The Supreme Court has decided to take up a case over whether nutrition program retailer data should be released to the public.

The Food Marketing Institute petitioned the court in October, seeking to reverse an Eighth Circuit Court of Appeals ruling that found the U.S. Department of Agriculture should have to release figures on how much stores receive in payments under the Supplemental Nutrition Assistance Program, or SNAP. Taxpayers spent $65 billion on the program last year.

The Sioux Falls, S.D., Argus Leader sought the retailer-specific data under the Freedom of Information Act. 

On Friday, the high court granted the petition, which often is interpreted as a sign that the decision in question will be reversed. FMI President and CEO Leslie G. Sarasin said the group was “delighted.”

“It is a critically important case that will clarify the protections from disclosure applicable to confidential business information that private parties submit to the government,” Sarasin said, expressing gratitude to groups such as the U.S. Chamber of Commerce, National Association of Convenience Stores and National Grocers Association that supported the petition in friend-of-the-court briefs.
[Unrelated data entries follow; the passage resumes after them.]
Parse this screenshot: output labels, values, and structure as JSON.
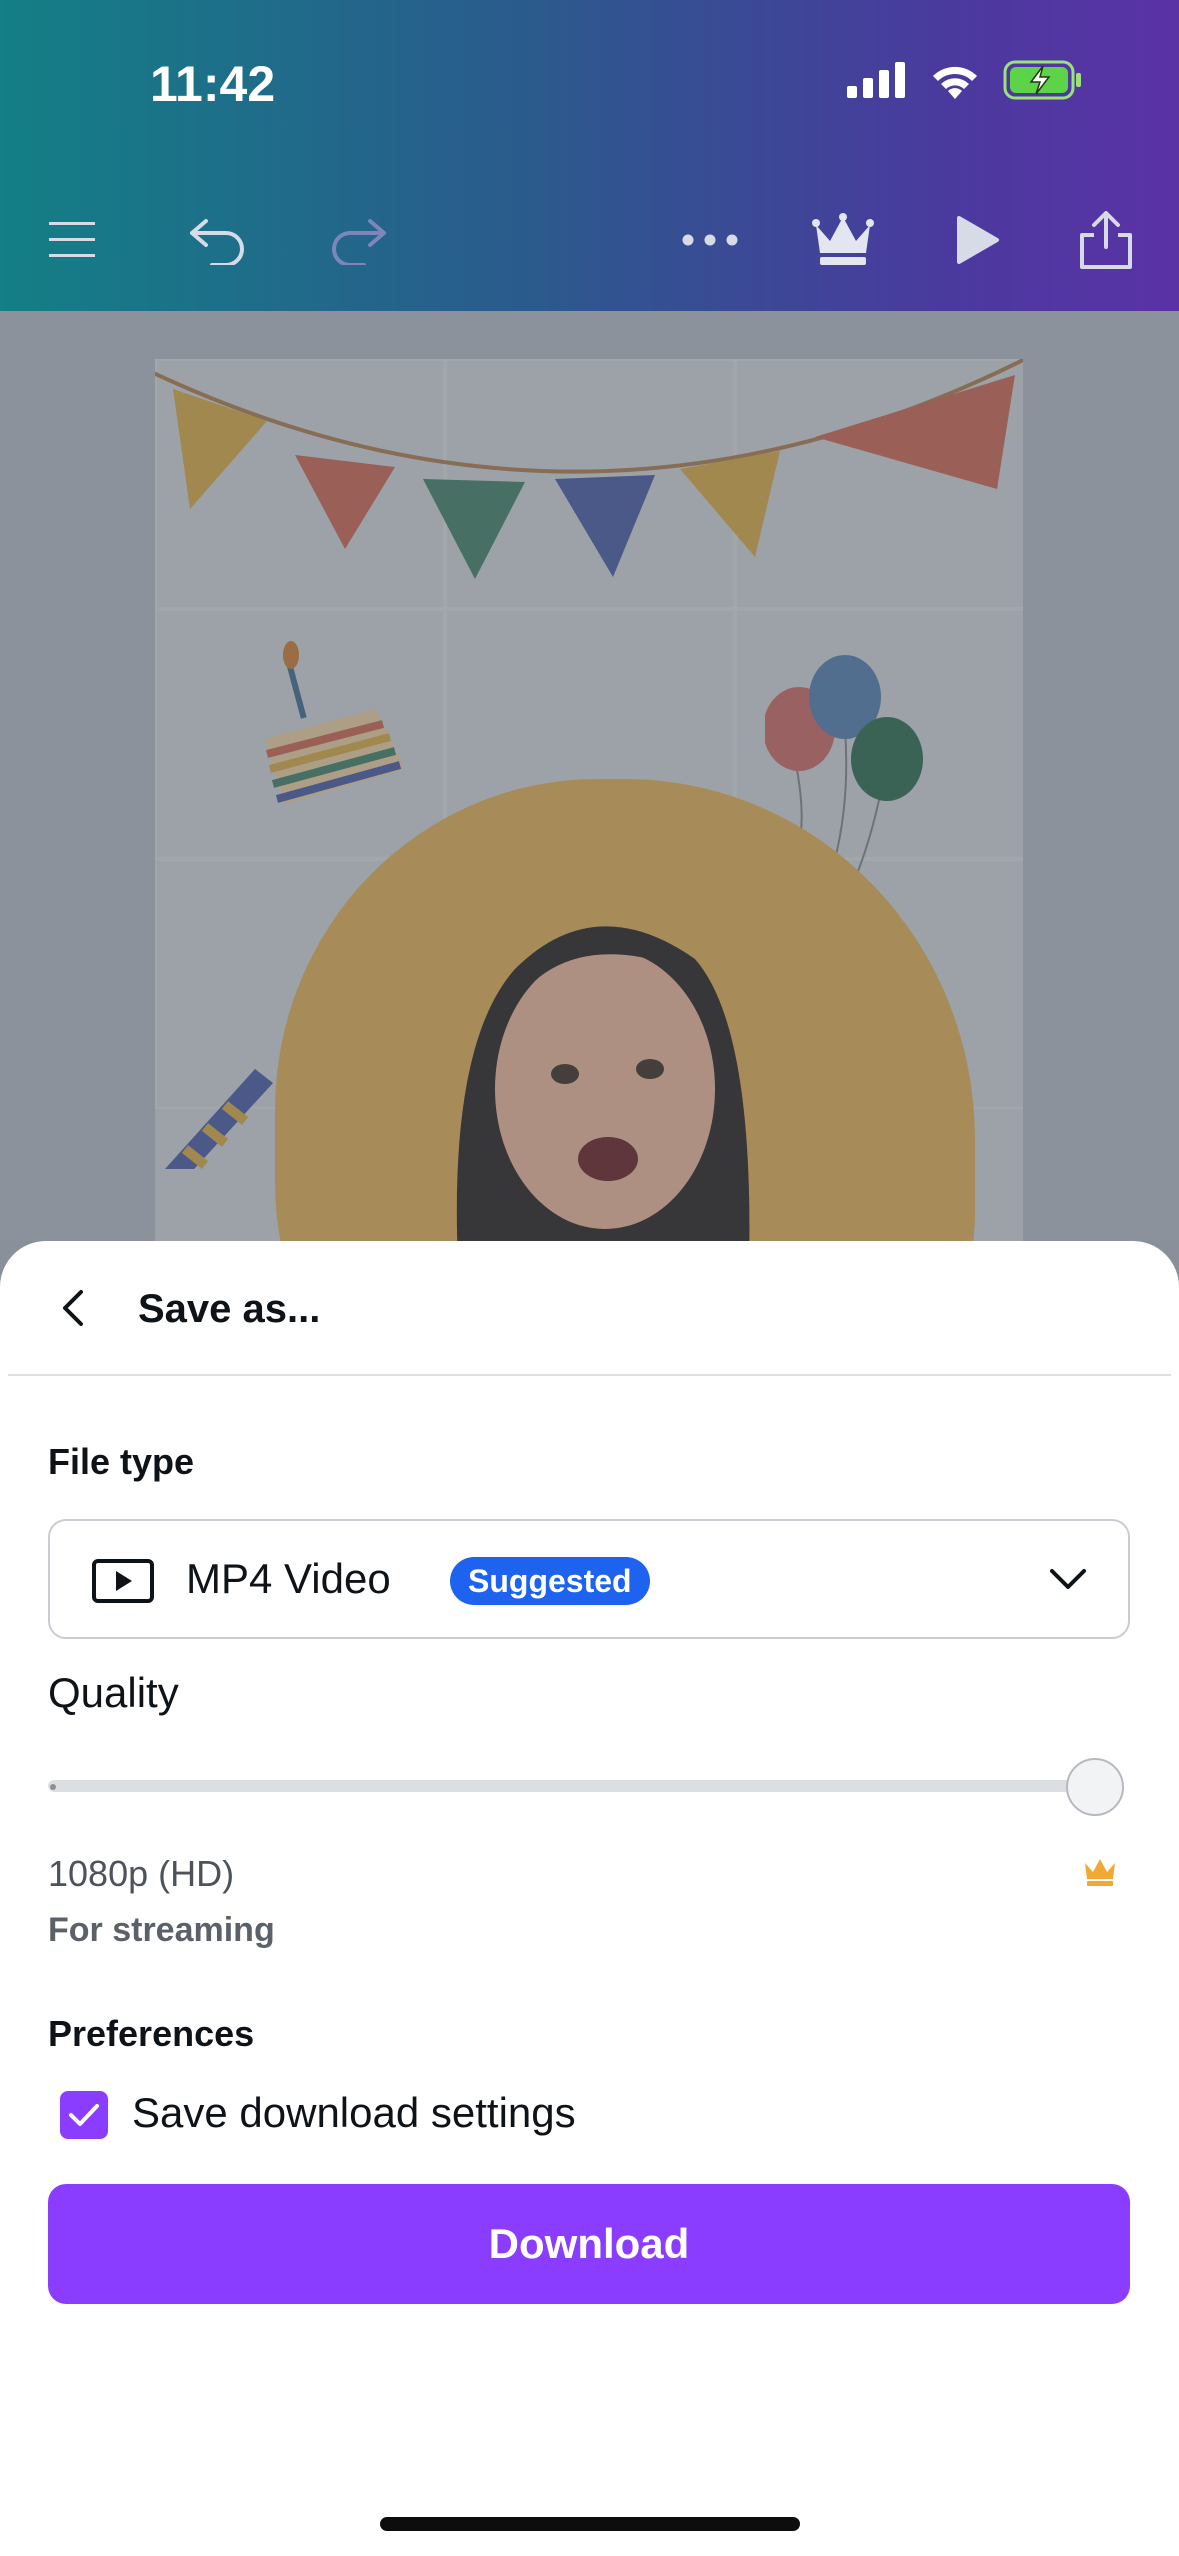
{
  "status_bar": {
    "time": "11:42"
  },
  "toolbar": {
    "icons": [
      "menu-icon",
      "undo-icon",
      "redo-icon",
      "more-icon",
      "crown-icon",
      "play-icon",
      "share-icon"
    ]
  },
  "sheet": {
    "title": "Save as...",
    "file_type_label": "File type",
    "file_type_value": "MP4 Video",
    "file_type_badge": "Suggested",
    "quality_label": "Quality",
    "quality_level": 1.0,
    "resolution": "1080p (HD)",
    "resolution_note": "For streaming",
    "preferences_label": "Preferences",
    "save_settings_label": "Save download settings",
    "save_settings_checked": true,
    "download_label": "Download"
  },
  "colors": {
    "accent": "#8b3dff",
    "badge": "#1e63f0",
    "crown": "#f2a933"
  }
}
The dispute boils down to an interpretation of FOIA’s Exemption 4, which protects from public disclosure "trade secrets and commercial or financial information obtained from a person [that is] privileged or confidential," often referred to as Confidential Business Information (CBI).

In its petition, FMI noted that USDA “releases monthly compilations of SNAP redemption data,” which are viewable by anyone at a national, state, or congressional district level.

“But USDA does not disclose data regarding the amount of SNAP redemptions at individual stores, and retailers have participated in the program with the understanding that store-level data would be kept confidential,” FMI said.

The Argus Leader, however, has argued over the seven-year course of the litigation that it is seeking information on taxpayer payments, not CBI.

The case, the newspaper said in its response to the petition, “involves a request for the government’s own information, compiled and stored on the government’s own databases, relating to the government’s own spending.”